Published on November 3, 2007
With the offering tentatively scheduled for the end of the month following approval from the Securities and Exchange Commission, the fund - devoted to fast-growing companies in Brazil, Russia, India and China - will be something of a greatest-hits compilation, managing director Ladawan Charoen-Rajapark said yesterday.
The ASP BRIC Fund will invest in the Templeton BRIC Fund, set up in June. The fund's management will be led by globe-trotting Mark Mobius, who is known as an early earnest advocate of emerging-market stocks.
Mobius pointed out three major risks in an article posted on Franklin Templeton Investments' website - currency fluctuation, economic instability and political development.
With China raising its fuel prices by 10 per cent in a bid to stabilise national supply and ExxonMobil reporting a 10-per-cent drop in quarterly profit, such risks, along with geopolitical tensions in, for instance, Russia, must not be overlooked.
But what differentiates the Templeton fund from competitors is its bottom-up approach, ASP fund manager Suttinee Simakulthorn said.
Instead of a centralised approach, the feeder fund has fund-managers stationed in these countries to pick and monitor the stocks. "So unlike funds that tie themselves to indices, this one will not be so much affected on the macro level," she said.

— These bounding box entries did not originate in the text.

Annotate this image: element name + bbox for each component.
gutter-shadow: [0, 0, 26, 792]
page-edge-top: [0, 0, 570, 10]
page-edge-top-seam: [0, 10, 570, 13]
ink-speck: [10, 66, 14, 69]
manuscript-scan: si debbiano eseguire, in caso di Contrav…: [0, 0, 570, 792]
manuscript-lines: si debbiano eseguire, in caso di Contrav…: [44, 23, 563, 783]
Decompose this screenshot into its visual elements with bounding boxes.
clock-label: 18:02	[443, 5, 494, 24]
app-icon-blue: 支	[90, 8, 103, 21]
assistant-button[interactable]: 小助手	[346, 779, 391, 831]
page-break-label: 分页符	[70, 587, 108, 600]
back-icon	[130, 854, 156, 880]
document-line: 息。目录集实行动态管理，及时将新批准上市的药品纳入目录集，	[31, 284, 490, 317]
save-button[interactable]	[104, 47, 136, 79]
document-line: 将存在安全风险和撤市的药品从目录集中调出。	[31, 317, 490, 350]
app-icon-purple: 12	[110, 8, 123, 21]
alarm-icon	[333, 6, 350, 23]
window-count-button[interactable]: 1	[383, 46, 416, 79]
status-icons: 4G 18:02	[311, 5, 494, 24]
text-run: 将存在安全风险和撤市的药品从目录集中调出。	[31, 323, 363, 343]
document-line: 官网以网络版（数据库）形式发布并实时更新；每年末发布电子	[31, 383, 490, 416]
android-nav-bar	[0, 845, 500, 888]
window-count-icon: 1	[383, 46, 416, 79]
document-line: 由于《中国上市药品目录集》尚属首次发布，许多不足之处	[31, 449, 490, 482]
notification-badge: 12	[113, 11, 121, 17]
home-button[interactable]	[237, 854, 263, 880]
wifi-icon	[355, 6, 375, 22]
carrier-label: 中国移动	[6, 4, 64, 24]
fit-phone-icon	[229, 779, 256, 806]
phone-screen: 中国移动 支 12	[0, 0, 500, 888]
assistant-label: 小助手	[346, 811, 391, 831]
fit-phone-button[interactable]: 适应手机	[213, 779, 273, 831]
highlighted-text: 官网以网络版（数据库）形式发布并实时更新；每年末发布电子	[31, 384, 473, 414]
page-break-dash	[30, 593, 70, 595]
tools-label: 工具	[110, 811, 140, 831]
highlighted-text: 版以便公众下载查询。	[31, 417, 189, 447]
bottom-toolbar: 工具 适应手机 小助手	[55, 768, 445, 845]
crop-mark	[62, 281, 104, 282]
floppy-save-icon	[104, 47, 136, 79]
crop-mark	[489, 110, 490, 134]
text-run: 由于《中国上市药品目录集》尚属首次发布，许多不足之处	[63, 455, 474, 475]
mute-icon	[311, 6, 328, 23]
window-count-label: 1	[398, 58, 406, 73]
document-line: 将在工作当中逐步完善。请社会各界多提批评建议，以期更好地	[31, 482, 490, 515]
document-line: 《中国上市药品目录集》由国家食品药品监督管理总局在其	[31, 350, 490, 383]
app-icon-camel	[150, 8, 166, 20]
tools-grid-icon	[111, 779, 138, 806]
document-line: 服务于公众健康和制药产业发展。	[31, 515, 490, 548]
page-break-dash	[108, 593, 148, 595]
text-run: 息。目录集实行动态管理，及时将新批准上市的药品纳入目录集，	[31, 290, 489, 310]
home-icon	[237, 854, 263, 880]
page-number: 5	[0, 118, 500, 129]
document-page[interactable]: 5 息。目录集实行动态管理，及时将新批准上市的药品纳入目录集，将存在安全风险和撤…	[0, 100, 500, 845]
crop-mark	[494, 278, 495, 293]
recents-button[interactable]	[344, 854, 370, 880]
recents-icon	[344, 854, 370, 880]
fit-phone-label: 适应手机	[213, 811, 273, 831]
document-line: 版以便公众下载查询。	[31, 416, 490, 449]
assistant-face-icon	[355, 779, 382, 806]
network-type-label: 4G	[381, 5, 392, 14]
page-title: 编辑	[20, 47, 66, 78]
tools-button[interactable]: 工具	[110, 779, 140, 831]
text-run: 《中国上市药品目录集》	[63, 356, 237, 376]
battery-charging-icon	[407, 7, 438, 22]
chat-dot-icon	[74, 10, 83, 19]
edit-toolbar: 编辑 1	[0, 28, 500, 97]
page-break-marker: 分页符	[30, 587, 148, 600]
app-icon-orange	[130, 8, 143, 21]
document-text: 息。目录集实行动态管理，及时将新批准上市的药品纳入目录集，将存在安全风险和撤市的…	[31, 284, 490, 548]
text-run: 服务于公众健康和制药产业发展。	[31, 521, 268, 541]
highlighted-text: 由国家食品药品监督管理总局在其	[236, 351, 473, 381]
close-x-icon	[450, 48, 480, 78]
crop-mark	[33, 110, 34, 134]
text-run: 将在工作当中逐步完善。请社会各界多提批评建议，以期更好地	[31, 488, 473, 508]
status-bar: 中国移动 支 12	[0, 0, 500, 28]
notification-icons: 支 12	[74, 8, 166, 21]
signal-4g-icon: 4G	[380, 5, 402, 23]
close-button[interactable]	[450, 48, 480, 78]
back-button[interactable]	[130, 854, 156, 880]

As of September 30, 37 per cent of the fund was invested in the energy sector and 19.7 per cent in materials. Some of the top 10 holdings are Brazilian mining company Cia Vale do Rio Doce, Russian gas giant Gazprom and PetroChina. A large weighting will be given to China with 34 per cent followed by Brazil and Russia at 26 and 23 per cent respectively.
Suttinee is optimistic that the BRIC economies will keep growing at about 9 per cent a year for the next 10 years.